Rotation around a given axis In $\mathbb{R^3}$, let $L=span{(1,1,0)}$, and let $T:\mathbb{R^3}\rightarrow \mathbb{R^3}$ be a rotation by $\pi/4$ about the axis $L$. Pick either direction. We accept the fact that T is a linear transformation. Find the matrix of T.
First I found an orthonormal basis for $L^{\perp}$: {$(\frac{-1}{\sqrt{2}},\frac{1}{\sqrt{2}},0),(0,0,1)$} and extended it to an orthonormal basis for $\mathbb{R^3}$: $\alpha$$=${$(\frac{-1}{\sqrt{2}},\frac{1}{\sqrt{2}},0),(0,0,1),(1,0,0)$}.
Now I want to find the matrix $_{\alpha}[T]_{\alpha}$ so I have to find $T(\frac{-1}{\sqrt{2}},\frac{1}{\sqrt{2}},0)$, $T(0,0,1)$ and $T(1,0,0)$ but I have no clue how to do that, i.e. no clue how to rotate these vectors geometrically to find their translation.
 A: I would this as follows. 
First notice that you get the unit vector $\vec{u}=(1/\sqrt2,1/\sqrt2,0)$ parallel to $L$ by rotating the the standard basis vector
$\vec{i}=(1,0,0)$ 45 degrees about the $z$-axis. Let $T_1$ be that rotation.
I assume that you know how to jot down a matrix of $T_1$.
Let $T_2$ be a rotation about the $x$-axis. This is something you should also be able to construct. Then I claim that $T_1\circ T_2\circ T_1^{-1}$ is the prescribed rotation about $\vec{u}$. This is easy to understand. First the inverse $T_1^{-1}$ will rotate the universe in such a way that the image of $\vec{u}$ points in the direction of the positive $x$-axis. Then you rotate the
universe about that $x$-axis by performing $T_2$. Observe that this means that the image of any vector gets rotates 45 degrees about the the image of $\vec{u}$. So when we in the end cancel the first rotation by performing $T_1$, the vector $\vec{u}$ (whose image did not move in the second step, because it was the axis of rotation $T_2$) returns to its original version, and the rest of the universe becames rotated by 45 degree about it.
Alternatively you can just use the change of basis matrix connecting your basis $\alpha$ and the natural basis in place of $T_1$ above. Careful about the direction of the change of basis though! Then the idea would be that you know what your rotation looks like when you are doing it using basis $\alpha$ (but do fix that third vector, because it is not orthogonal to both the others). Then you do the usual change of basis magic to rewrite that matrix in terms of the natural basis. It all amounts to more or less the same.
A: I am assuming that by "find the matrix", we are finding the matrix representation in the standard basis.

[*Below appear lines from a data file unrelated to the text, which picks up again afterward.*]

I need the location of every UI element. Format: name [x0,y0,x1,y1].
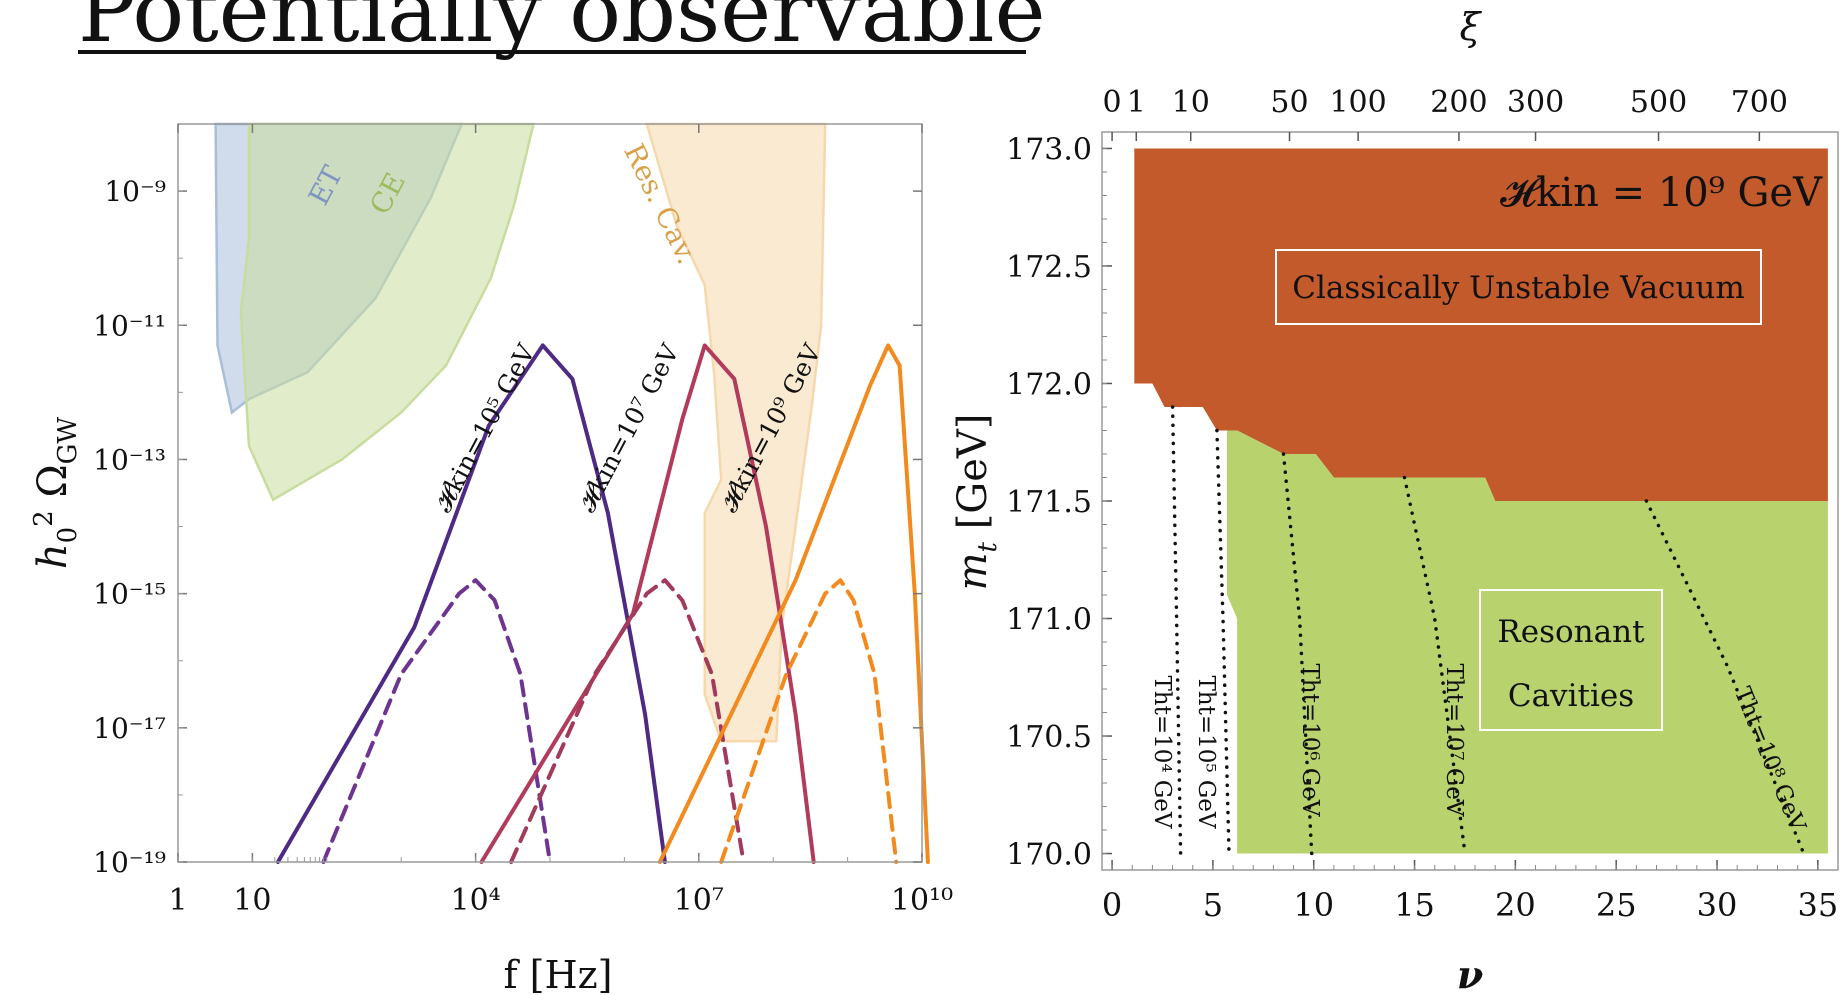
resonant-label-line2: Cavities [1508,678,1634,714]
right-y-tick-label: 172.0 [1006,367,1092,402]
dotted-line-label-3: Tht=10⁷ GeV [1441,663,1467,816]
x-tick-label: 1 [168,883,187,918]
y-axis-label: h02 ΩGW [29,417,83,570]
right-y-tick-label: 172.5 [1006,250,1092,285]
series-curve-2 [479,343,816,864]
unstable-label-text: Classically Unstable Vacuum [1292,270,1745,306]
right-x-tick-label: 0 [1102,886,1122,924]
xi-tick-label: 10 [1172,85,1210,120]
region-ce [239,122,536,502]
title-underline [78,50,1026,54]
ylabel-sub: 0 [53,527,83,544]
right-x-tick-label: 15 [1394,886,1435,924]
ylabel-m: m [950,552,996,590]
ylabel-t: t [973,541,1003,552]
ylabel-gw: GW [53,417,83,465]
xi-tick-label: 200 [1430,85,1487,120]
right-y-axis-label: mt [GeV] [950,414,1003,591]
ylabel-sup: 2 [29,510,59,527]
right-top-axis-label: ξ [1460,5,1483,49]
x-tick-label: 10¹⁰ [891,883,953,918]
xi-tick-label: 300 [1507,85,1564,120]
y-tick-label: 10⁻¹¹ [93,309,166,342]
x-tick-label: 10⁷ [674,883,724,918]
dotted-line-label-2: Tht=10⁶ GeV [1297,663,1323,816]
xi-tick-label: 700 [1731,85,1788,120]
right-y-tick-label: 173.0 [1006,132,1092,167]
xi-tick-label: 50 [1270,85,1308,120]
y-tick-label: 10⁻¹⁷ [93,712,166,745]
x-axis-label: f [Hz] [504,953,613,995]
right-x-tick-label: 25 [1596,886,1637,924]
dotted-line-label-0: Tht=10⁴ GeV [1149,675,1175,828]
right-y-tick-label: 171.5 [1006,485,1092,520]
dotted-line-label-1: Tht=10⁵ GeV [1193,675,1219,828]
y-tick-label: 10⁻¹⁵ [93,578,166,611]
resonant-label-line1: Resonant [1497,614,1645,650]
unstable-label-box [1275,249,1762,325]
xi-tick-label: 100 [1329,85,1386,120]
y-tick-label: 10⁻¹⁹ [93,846,166,879]
right-y-tick-label: 170.5 [1006,720,1092,755]
series-curve-3 [509,578,746,864]
xi-tick-label: 0 [1103,85,1122,120]
ylabel-omega: Ω [30,464,76,510]
right-x-axis-label: ν [1457,952,1483,995]
ylabel-h: h [30,543,76,569]
xi-tick-label: 500 [1630,85,1687,120]
series-curve-5 [719,578,899,864]
x-tick-label: 10⁴ [450,883,500,918]
right-y-tick-label: 171.0 [1006,603,1092,638]
right-x-tick-label: 10 [1293,886,1334,924]
right-x-tick-label: 20 [1495,886,1536,924]
region-res-cav [645,122,827,743]
dotted-line-2 [1281,452,1314,856]
xi-tick-label: 1 [1127,85,1146,120]
dotted-line-1 [1215,428,1231,856]
y-tick-label: 10⁻¹³ [93,443,166,476]
right-y-tick-label: 170.0 [1006,838,1092,873]
resonant-label-box [1479,589,1663,731]
dotted-line-4 [1644,499,1806,856]
dotted-line-3 [1402,475,1467,856]
right-x-tick-label: 35 [1797,886,1838,924]
series-curve-0 [275,343,667,864]
hkin-annotation: 𝓗kin = 10⁹ GeV [1500,170,1823,216]
ylabel-unit: [GeV] [950,414,996,542]
x-tick-label: 10 [233,883,271,918]
right-x-tick-label: 5 [1203,886,1223,924]
region-resonant-cavities [1227,430,1828,854]
y-tick-label: 10⁻⁹ [104,175,166,208]
series-curve-1 [321,578,552,864]
right-x-tick-label: 30 [1697,886,1738,924]
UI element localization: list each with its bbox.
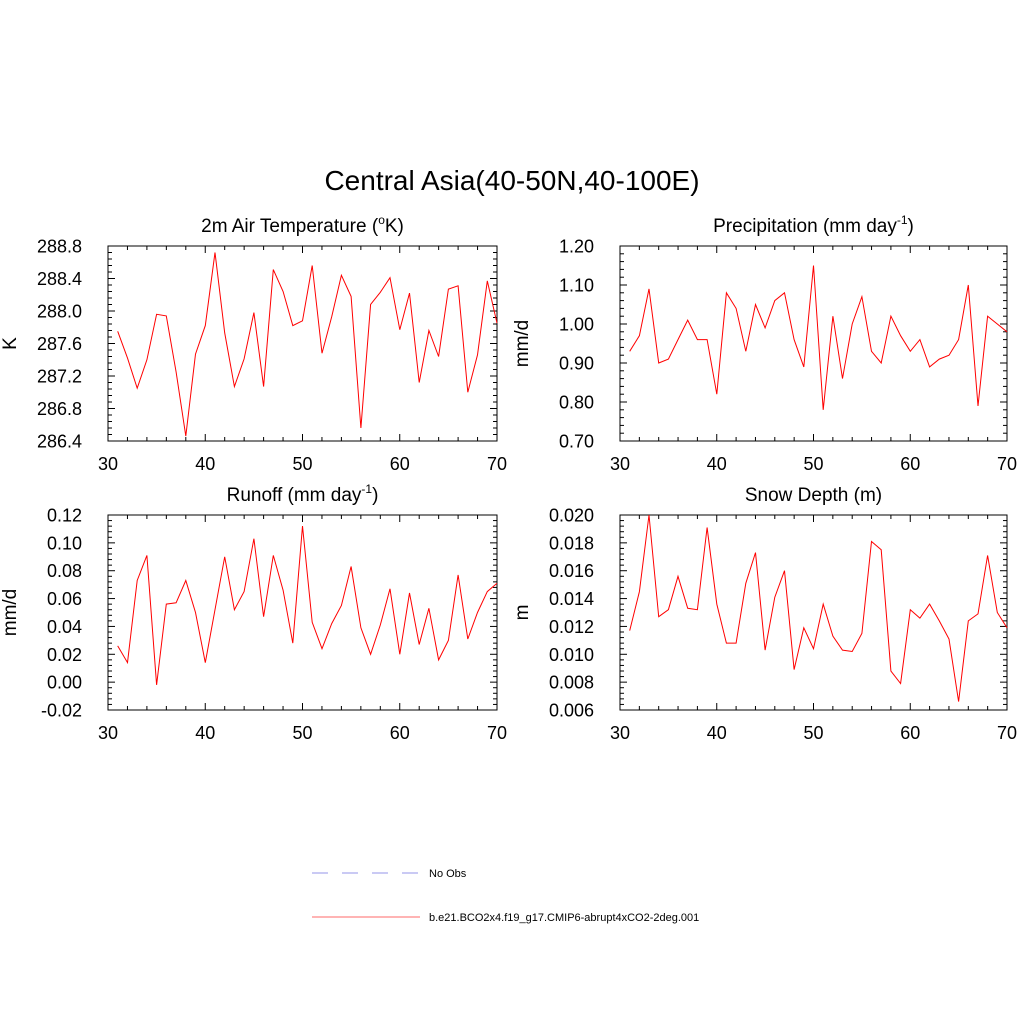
- x-tick-label: 30: [610, 454, 630, 474]
- y-tick-label: 0.02: [47, 645, 82, 665]
- y-tick-label: 0.012: [549, 617, 594, 637]
- panel-title: Runoff (mm day-1): [227, 482, 379, 506]
- figure-title: Central Asia(40-50N,40-100E): [324, 165, 699, 196]
- x-tick-label: 70: [487, 454, 507, 474]
- y-tick-label: 0.90: [559, 354, 594, 374]
- y-axis-label: m: [512, 605, 533, 621]
- plot-frame: [619, 245, 1008, 442]
- x-tick-label: 30: [98, 454, 118, 474]
- y-tick-label: 0.12: [47, 506, 82, 526]
- series-line: [629, 265, 1008, 410]
- panel-title: Snow Depth (m): [745, 485, 882, 506]
- x-tick-label: 60: [900, 723, 920, 743]
- y-tick-label: 1.20: [559, 237, 594, 257]
- panel-title-superscript: -1: [897, 213, 908, 227]
- x-tick-label: 70: [997, 454, 1017, 474]
- series-line: [117, 526, 498, 685]
- panel-title-main: Runoff (mm day: [227, 485, 362, 506]
- panel-title-tail: ): [372, 485, 378, 506]
- panel-4: 30 40 50 60 70 0.006 0.008 0.010 0.012 0.014 0.016…: [512, 485, 1017, 743]
- plot-frame: [619, 514, 1008, 711]
- y-tick-label: 0.006: [549, 701, 594, 721]
- panel-title-superscript: o: [378, 213, 385, 227]
- panel-title-main: 2m Air Temperature (: [201, 216, 379, 237]
- legend-label: No Obs: [429, 868, 467, 880]
- y-tick-label: 0.80: [559, 393, 594, 413]
- x-tick-label: 60: [900, 454, 920, 474]
- y-tick-label: 0.70: [559, 432, 594, 452]
- panel-3: 30 40 50 60 70 -0.02 0.00 0.02 0.04 0.06 0.08 0.10 0…: [0, 482, 507, 743]
- x-tick-label: 40: [707, 454, 727, 474]
- y-tick-label: 0.008: [549, 673, 594, 693]
- panel-title-tail: K): [385, 216, 404, 237]
- y-tick-label: 0.018: [549, 533, 594, 553]
- y-tick-label: 288.4: [37, 269, 82, 289]
- y-tick-label: 0.020: [549, 506, 594, 526]
- legend: No Obs b.e21.BCO2x4.f19_g17.CMIP6-abrupt4…: [312, 868, 699, 924]
- x-tick-label: 50: [803, 454, 823, 474]
- y-tick-label: 287.6: [37, 334, 82, 354]
- x-tick-label: 50: [803, 723, 823, 743]
- x-tick-label: 40: [195, 723, 215, 743]
- y-tick-label: 288.8: [37, 237, 82, 257]
- series-line: [629, 514, 1008, 702]
- y-tick-label: 287.2: [37, 367, 82, 387]
- y-tick-label: -0.02: [41, 701, 82, 721]
- panel-title: 2m Air Temperature (oK): [201, 213, 404, 237]
- y-tick-label: 0.014: [549, 589, 594, 609]
- y-tick-label: 286.4: [37, 432, 82, 452]
- y-tick-label: 0.00: [47, 673, 82, 693]
- y-tick-label: 286.8: [37, 399, 82, 419]
- x-tick-label: 40: [707, 723, 727, 743]
- x-tick-label: 40: [195, 454, 215, 474]
- y-tick-label: 0.10: [47, 533, 82, 553]
- legend-label: b.e21.BCO2x4.f19_g17.CMIP6-abrupt4xCO2-2…: [429, 912, 699, 924]
- y-axis-label: K: [0, 337, 21, 350]
- panel-title-superscript: -1: [361, 482, 372, 496]
- y-tick-label: 0.04: [47, 617, 82, 637]
- panel-title-tail: ): [908, 216, 914, 237]
- panel-title: Precipitation (mm day-1): [713, 213, 914, 237]
- x-tick-label: 50: [292, 723, 312, 743]
- y-axis-label: mm/d: [0, 589, 21, 637]
- x-tick-label: 60: [390, 454, 410, 474]
- y-tick-label: 0.016: [549, 561, 594, 581]
- panel-title-main: Snow Depth (m): [745, 485, 882, 506]
- panel-2: 30 40 50 60 70 0.70 0.80 0.90 1.00 1.10 1.20 Precip…: [512, 213, 1017, 474]
- panel-group: 30 40 50 60 70 286.4 286.8 287.2 287.6 288.0 288.4…: [0, 213, 1017, 743]
- x-tick-label: 70: [997, 723, 1017, 743]
- panel-title-main: Precipitation (mm day: [713, 216, 897, 237]
- x-tick-label: 30: [98, 723, 118, 743]
- x-tick-label: 70: [487, 723, 507, 743]
- x-tick-label: 50: [292, 454, 312, 474]
- plot-frame: [107, 514, 498, 711]
- y-tick-label: 1.10: [559, 276, 594, 296]
- x-tick-label: 30: [610, 723, 630, 743]
- y-tick-label: 1.00: [559, 315, 594, 335]
- series-line: [117, 252, 498, 437]
- y-tick-label: 0.08: [47, 561, 82, 581]
- x-tick-label: 60: [390, 723, 410, 743]
- y-tick-label: 288.0: [37, 302, 82, 322]
- y-tick-label: 0.010: [549, 645, 594, 665]
- panel-1: 30 40 50 60 70 286.4 286.8 287.2 287.6 288.0 288.4…: [0, 213, 507, 474]
- y-tick-label: 0.06: [47, 589, 82, 609]
- y-axis-label: mm/d: [512, 320, 533, 368]
- plot-frame: [107, 245, 498, 442]
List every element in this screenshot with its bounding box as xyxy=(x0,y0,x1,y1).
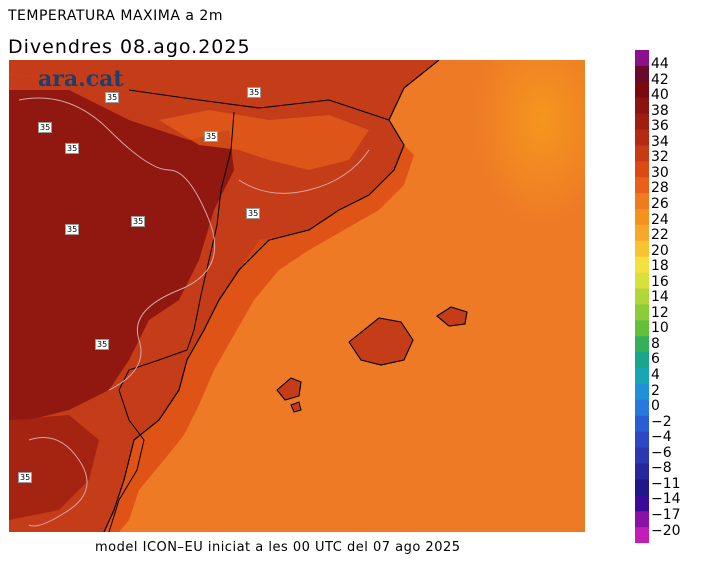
colorbar-tick-label: −14 xyxy=(651,491,681,508)
coastal-strip xyxy=(104,145,414,532)
colorbar-swatch xyxy=(635,113,649,131)
contour-label: 35 xyxy=(246,208,261,219)
colorbar-tick-label: −4 xyxy=(651,429,672,446)
colorbar-tick-label: 14 xyxy=(651,289,669,306)
colorbar-swatch xyxy=(635,479,649,496)
colorbar-swatch xyxy=(635,272,649,290)
colorbar-swatch xyxy=(635,463,649,480)
contour-label: 35 xyxy=(131,216,146,227)
colorbar-tick-label: −17 xyxy=(651,506,681,523)
warm-sea-area xyxy=(389,60,585,360)
colorbar-tick-label: −6 xyxy=(651,444,672,461)
colorbar-swatch xyxy=(635,527,649,543)
contour-label: 35 xyxy=(65,224,80,235)
colorbar-swatch xyxy=(635,81,649,99)
colorbar-tick-label: 30 xyxy=(651,164,669,181)
contour-label: 35 xyxy=(105,92,120,103)
colorbar-swatch xyxy=(635,511,649,528)
colorbar-swatch xyxy=(635,177,649,194)
island-menorca xyxy=(436,306,468,327)
contour-35-a xyxy=(18,97,216,391)
colorbar-swatch xyxy=(635,145,649,162)
contour-label: 35 xyxy=(247,87,262,98)
temperature-map xyxy=(9,60,585,532)
colorbar-swatch xyxy=(635,65,649,83)
colorbar-tick-label: 16 xyxy=(651,273,669,290)
map-date: Divendres 08.ago.2025 xyxy=(8,36,251,58)
colorbar-swatch xyxy=(635,161,649,178)
colorbar-tick-label: 0 xyxy=(651,398,660,415)
colorbar-swatch xyxy=(635,415,649,433)
border-france-spain xyxy=(128,89,390,121)
coastline xyxy=(103,60,440,532)
colorbar-swatch xyxy=(635,368,649,385)
border-catalonia xyxy=(186,111,235,351)
colorbar-tick-label: 42 xyxy=(651,71,669,88)
colorbar-tick-label: 44 xyxy=(651,56,669,72)
colorbar-tick-label: 26 xyxy=(651,195,669,212)
south-hot-zone xyxy=(9,415,99,520)
contour-35-c xyxy=(28,437,88,527)
colorbar-tick-label: 10 xyxy=(651,320,669,337)
colorbar-tick-label: 40 xyxy=(651,87,669,104)
colorbar-swatch xyxy=(635,431,649,449)
colorbar-swatch xyxy=(635,320,649,337)
colorbar-swatch xyxy=(635,256,649,274)
colorbar-swatch xyxy=(635,129,649,146)
colorbar-tick-label: −2 xyxy=(651,413,672,430)
colorbar-tick-label: 4 xyxy=(651,367,660,383)
colorbar-tick-label: 38 xyxy=(651,102,669,119)
france-land xyxy=(9,60,439,120)
colorbar-swatch xyxy=(635,240,649,258)
colorbar-tick-label: 6 xyxy=(651,351,660,368)
colorbar-swatch xyxy=(635,97,649,115)
colorbar-swatch xyxy=(635,50,649,67)
contour-label: 35 xyxy=(204,131,219,142)
colorbar-swatch xyxy=(635,193,649,210)
colorbar-tick-label: 2 xyxy=(651,382,660,399)
colorbar-tick-label: 34 xyxy=(651,133,669,150)
colorbar-tick-label: −20 xyxy=(651,522,681,539)
colorbar-tick-label: 24 xyxy=(651,211,669,228)
colorbar-swatch xyxy=(635,352,649,369)
border-valencia xyxy=(108,349,188,532)
colorbar-swatch xyxy=(635,399,649,417)
colorbar-tick-label: 32 xyxy=(651,149,669,166)
colorbar-swatch xyxy=(635,209,649,226)
island-ibiza xyxy=(276,377,302,401)
colorbar-swatch xyxy=(635,383,649,401)
colorbar-tick-label: 22 xyxy=(651,227,669,244)
colorbar-swatch xyxy=(635,304,649,321)
contour-35-b xyxy=(238,149,370,194)
model-footer: model ICON–EU iniciat a les 00 UTC del 0… xyxy=(95,540,461,555)
contour-label: 35 xyxy=(95,339,110,350)
colorbar-swatch xyxy=(635,224,649,242)
colorbar-swatch xyxy=(635,495,649,512)
brand-logo: ara.cat xyxy=(38,66,124,92)
colorbar-tick-label: 8 xyxy=(651,335,660,352)
island-mallorca xyxy=(348,317,414,366)
island-formentera xyxy=(290,401,302,413)
contour-label: 35 xyxy=(18,472,33,483)
colorbar-tick-label: 20 xyxy=(651,242,669,259)
colorbar-tick-label: 28 xyxy=(651,180,669,197)
colorbar-swatch xyxy=(635,447,649,464)
colorbar-tick-label: −8 xyxy=(651,460,672,477)
colorbar xyxy=(635,50,649,543)
colorbar-tick-label: 18 xyxy=(651,258,669,275)
pyrenees-peaks xyxy=(159,110,369,170)
contour-label: 35 xyxy=(65,143,80,154)
colorbar-tick-label: −11 xyxy=(651,475,681,492)
map-title: TEMPERATURA MAXIMA a 2m xyxy=(8,8,223,24)
colorbar-tick-label: 36 xyxy=(651,118,669,135)
contour-label: 35 xyxy=(38,122,53,133)
colorbar-swatch xyxy=(635,288,649,305)
colorbar-tick-label: 12 xyxy=(651,304,669,321)
colorbar-swatch xyxy=(635,336,649,353)
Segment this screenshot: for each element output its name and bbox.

Write down the rotation matrix in 3D space about 1 axis, i.e. around the first axis,
\begin{equation} T' = 
\begin{pmatrix}
1&0&0\\
0&\cos{\theta} & -\sin{\theta} \\
0&\sin{\theta} & \cos{\theta}
\end{pmatrix}
\end{equation}
Consider this matrix as being represented in the basis $\{e_1,e_2,e_3\}$ where $e_1$ = "axis of rotation", and $e_2$ and $e_3$ are perpendicular to $e_1.$ In this case, $e_1$ will be (1,1,0).  We may take $e_2$ = (0,0,1) and $e_3 = e_1 \times e_2.$
Define the matrix $E = (\; e_1 \;|\; e_2 \;|\; e_3 \;).$
Then if $T$ is the representation in the standard basis, 
\begin{equation}
T = E\;T'E^{-1}
\end{equation}
A: In this link: https://arxiv.org/abs/1404.6055 , a general formula of 3D rotation was given based on 3D homogeneous coordinates. 

For those cases when the rotation axes do not pass through the coordinate system origin, homogenous coordinates have to be used since there is no square matrix can be used to represent the rotation only in Euclidean geomety: it is in the domain of projective geometry.
For cases when rotation axes passing through coordinate system origin, the formula in https://arxiv.org/abs/1404.6055 still can be used: first obtain the 4$\times$4 homogeneous rotation, then truncate it into 3$\times$3 with only the left-up 3$\times$3 sub-matrix left, the left block matrix would be the desired.